Łódź - Pabianice - Łask - Zduńska Wola - Sieradz
Niedziela, 9 kwietnia 2017
· Komentarze(0)
Kategoria 40 - 70 km
Pojechałem przez Ksawerów, wychodząc z założenia, że w końcu to niedziela, więc na drogach będzie pusto. Nie wziąłem poprawki na to, że to Niedziela Palmowa, a z tej okazji nawet sporadycznie aktywni katolicy wsiadają do samochodów, by dotrzeć do kościoła. W efekcie czego Ksawerów i Pabianice były całkiem ruchliwe. Dalej było spokojniej.
Na wiadukcie kolejowym na wjeździe do Zduńskiej Woli wyprzedzał mnie typowy kierowca BMW. Tylu kierowców tam było i tylko jeden wielki pan miał problem z jadącym (prawidłowo) rowerem. A może po prostu chciał się pochwalić, że było go stać na kupno klaksonu w wyposażeniu?
W Zduńskiej Woli wyszło na chwilę słońce.
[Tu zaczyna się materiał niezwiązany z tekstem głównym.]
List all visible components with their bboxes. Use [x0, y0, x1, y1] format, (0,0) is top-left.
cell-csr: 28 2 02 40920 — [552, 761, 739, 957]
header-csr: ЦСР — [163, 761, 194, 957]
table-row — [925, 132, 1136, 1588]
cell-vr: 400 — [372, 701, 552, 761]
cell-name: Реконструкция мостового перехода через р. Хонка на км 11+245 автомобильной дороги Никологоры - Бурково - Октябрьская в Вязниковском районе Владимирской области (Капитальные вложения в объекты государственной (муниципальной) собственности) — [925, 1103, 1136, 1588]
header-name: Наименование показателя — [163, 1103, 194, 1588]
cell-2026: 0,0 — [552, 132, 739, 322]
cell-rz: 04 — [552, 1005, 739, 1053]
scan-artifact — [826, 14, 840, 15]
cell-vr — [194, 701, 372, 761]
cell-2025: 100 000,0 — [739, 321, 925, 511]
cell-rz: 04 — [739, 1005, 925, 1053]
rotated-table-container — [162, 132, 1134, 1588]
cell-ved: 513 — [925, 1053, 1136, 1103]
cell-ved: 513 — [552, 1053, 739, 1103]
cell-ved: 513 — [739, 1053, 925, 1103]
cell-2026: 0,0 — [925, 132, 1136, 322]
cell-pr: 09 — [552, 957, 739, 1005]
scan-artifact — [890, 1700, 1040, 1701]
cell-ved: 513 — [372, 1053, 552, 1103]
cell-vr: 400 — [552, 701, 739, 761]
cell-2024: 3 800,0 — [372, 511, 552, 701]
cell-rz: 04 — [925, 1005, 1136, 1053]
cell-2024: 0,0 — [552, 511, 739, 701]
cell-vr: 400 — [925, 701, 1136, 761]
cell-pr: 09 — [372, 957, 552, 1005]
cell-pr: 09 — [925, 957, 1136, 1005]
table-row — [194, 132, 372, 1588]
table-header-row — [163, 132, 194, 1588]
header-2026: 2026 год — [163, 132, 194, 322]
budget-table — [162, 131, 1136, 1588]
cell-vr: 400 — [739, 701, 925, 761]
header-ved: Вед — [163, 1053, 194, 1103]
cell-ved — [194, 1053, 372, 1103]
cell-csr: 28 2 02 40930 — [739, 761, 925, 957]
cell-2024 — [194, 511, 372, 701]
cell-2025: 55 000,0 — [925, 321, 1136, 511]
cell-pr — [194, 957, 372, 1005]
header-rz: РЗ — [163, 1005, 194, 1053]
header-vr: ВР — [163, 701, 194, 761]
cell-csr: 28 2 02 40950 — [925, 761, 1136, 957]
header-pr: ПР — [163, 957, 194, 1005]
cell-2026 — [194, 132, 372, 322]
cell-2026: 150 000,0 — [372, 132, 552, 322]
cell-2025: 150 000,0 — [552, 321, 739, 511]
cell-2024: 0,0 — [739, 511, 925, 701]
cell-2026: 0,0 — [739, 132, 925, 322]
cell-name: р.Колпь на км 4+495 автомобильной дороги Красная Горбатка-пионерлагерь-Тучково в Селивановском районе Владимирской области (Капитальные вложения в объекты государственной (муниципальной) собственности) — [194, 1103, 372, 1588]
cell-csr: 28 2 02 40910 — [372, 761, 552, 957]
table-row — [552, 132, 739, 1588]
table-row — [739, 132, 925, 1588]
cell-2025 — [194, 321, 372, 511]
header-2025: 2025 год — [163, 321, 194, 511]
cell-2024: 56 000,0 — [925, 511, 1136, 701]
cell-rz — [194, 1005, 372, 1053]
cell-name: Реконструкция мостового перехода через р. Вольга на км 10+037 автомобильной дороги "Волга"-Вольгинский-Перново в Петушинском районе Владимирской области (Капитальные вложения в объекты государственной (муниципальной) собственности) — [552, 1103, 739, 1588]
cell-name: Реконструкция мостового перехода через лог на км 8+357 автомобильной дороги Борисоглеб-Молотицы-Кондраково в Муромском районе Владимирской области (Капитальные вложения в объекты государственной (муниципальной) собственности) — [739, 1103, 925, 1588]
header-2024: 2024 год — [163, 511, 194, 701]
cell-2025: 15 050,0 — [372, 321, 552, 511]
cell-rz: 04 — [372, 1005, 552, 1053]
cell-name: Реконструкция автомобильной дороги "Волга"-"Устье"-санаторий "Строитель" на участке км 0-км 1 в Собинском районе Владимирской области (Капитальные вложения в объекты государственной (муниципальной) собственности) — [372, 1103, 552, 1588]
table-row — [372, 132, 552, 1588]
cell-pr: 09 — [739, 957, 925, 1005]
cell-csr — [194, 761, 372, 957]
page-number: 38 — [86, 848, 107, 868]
Ale tylko na chwilę. Nie chcąc opóźniać dotarcia do celu miałem nie robić żadnych zdjęć, ale skoro już ruszyło to kwitnienie, to chociaż tu zatrzymałem się na sekundkę, uwiecznić obsypany kwiatem rządek pod blokiem.
Wycieczka do Sieradza 64.03 km, a reszta to dojazdy do i z PKP.